Thursday, July 5, 2012

And Now For Something Completely Different


Movie Franchises


If you've been following this blog (and if so thank you and you must have a lot of patience) you may have noticed a glaring omission from my reviews: horror movies with endless sequels. Where's Freddy, Jason, Michael, Chucky, Pinhead and the other knuckleheads that have endless movies churned out one after the other?


My main problem with these 'franchises' is that once you've seen the first one, you pretty much know just what's going to happen in all the others. They all involve teenagers (okay there are a couple of adults), many die, few live, the 'monster' is vanquished just to quickly pop up for the next movie. I liked Final Destination. It was creepy, although the premise that 'death' has a plan you can't foil is silly, still the movie wasn't bad. But every one after that is the exact same movie just with different people and those silly Rube Goldberg setups used to kill the teenagers one by one.... here's the synopsis of every FD movie: They escape death, death chases them, Tony Todd tells them death can't be denied, they die. The end. The same with the others: No matter how many times they're set on fire, chopped up, drowned, melted (Chucky) or other methods of destruction they 'reset' just in time for the next clone.

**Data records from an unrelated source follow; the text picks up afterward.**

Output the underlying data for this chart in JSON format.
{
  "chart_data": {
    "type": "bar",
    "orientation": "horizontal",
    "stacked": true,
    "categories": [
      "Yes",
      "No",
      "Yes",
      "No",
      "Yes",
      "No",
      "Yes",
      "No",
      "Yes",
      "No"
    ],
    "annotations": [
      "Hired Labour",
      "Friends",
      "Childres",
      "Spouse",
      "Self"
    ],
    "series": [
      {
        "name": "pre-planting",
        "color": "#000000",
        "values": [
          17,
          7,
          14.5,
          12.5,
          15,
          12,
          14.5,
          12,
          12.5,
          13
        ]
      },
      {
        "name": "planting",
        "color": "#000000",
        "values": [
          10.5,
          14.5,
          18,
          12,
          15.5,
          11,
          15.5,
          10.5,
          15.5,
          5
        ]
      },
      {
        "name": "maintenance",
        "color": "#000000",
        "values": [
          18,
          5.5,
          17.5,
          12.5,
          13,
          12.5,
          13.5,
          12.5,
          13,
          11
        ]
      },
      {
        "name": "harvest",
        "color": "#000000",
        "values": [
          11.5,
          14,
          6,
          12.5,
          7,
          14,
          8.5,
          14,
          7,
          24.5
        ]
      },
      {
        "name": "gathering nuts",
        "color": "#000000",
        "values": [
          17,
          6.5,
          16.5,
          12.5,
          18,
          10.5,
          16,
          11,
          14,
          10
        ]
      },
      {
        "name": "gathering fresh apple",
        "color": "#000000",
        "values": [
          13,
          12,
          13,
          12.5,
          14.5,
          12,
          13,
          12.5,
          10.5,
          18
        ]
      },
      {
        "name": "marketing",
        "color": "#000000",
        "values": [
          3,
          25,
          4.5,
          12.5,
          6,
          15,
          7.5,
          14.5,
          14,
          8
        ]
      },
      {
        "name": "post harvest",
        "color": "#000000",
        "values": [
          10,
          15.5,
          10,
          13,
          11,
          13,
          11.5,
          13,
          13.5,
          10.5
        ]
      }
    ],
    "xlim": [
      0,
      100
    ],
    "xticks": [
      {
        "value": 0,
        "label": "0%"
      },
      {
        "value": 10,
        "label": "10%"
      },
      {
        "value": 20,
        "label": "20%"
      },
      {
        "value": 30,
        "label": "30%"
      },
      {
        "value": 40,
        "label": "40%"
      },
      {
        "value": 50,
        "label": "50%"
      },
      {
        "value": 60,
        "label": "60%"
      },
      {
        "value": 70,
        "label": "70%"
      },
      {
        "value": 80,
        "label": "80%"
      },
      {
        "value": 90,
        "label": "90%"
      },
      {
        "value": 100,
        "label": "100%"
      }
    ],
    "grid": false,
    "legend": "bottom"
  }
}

Boy couldn't even close his mouth .


What's sad is the first of each of these franchises weren't bad. Nightmare On Elm Street? Cool. Chucky? Eh, different but okay plus I like Brad Dourif so... but once you've seen it you've, well, seen it. The only differences are the people and the increased impossibility of any of these bad guys surviving but they still do. Where's the fun in that?


I watched a special once that examined all the Nightmare On Elm Street movies and even those that made them admit they got silly, off track and just plain monotonous. My favorite sequel if I had to pick is the one where they play themselves discussing the movie on a talk show... until they start acting like their characters and then boom... there's Freddy. Silly but at least it was a little different. Danged if I know which sequel that was.


Movies like Poltergeist and The Exorcist should never have had sequels either. Pure money-making schemes, nothing redeeming about them. Unfortunately that is the basic problem with most of the sequels of any movie. I loved Men In Black. Men In Black II, not so much. Ten years later we get Men In Black III in which the best part and the most fun to watch was Josh Brolin playing a young Agent K. Why so many Batmans, Spidermans, X-Men (with character spin-offs) and other movies when the best course would be to let it alone on the strength of the first one?


Money. Pure and simple. That and Hollywood is totally bankrupt for new ideas. I saw a news article that listed FIFTY movies that were to be remade (not sequels, remakes) by 2013. Some of the originals shouldn't have been made in the first place, others are such classics a remake seems sacrilegious. It's just another eight to twelve dollars out of your pocket (since a lot of them are in 3-D now) for something you've already seen with the same kind of ending.


That goes double for Tim Burton movies. Tim please, just stop. It was cute at first but it's obvious you don't have a single original idea so you churn out remakes of classics and in a lot of cases, just screw it up so badly that it's just sad. Take Dark Shadows. Please.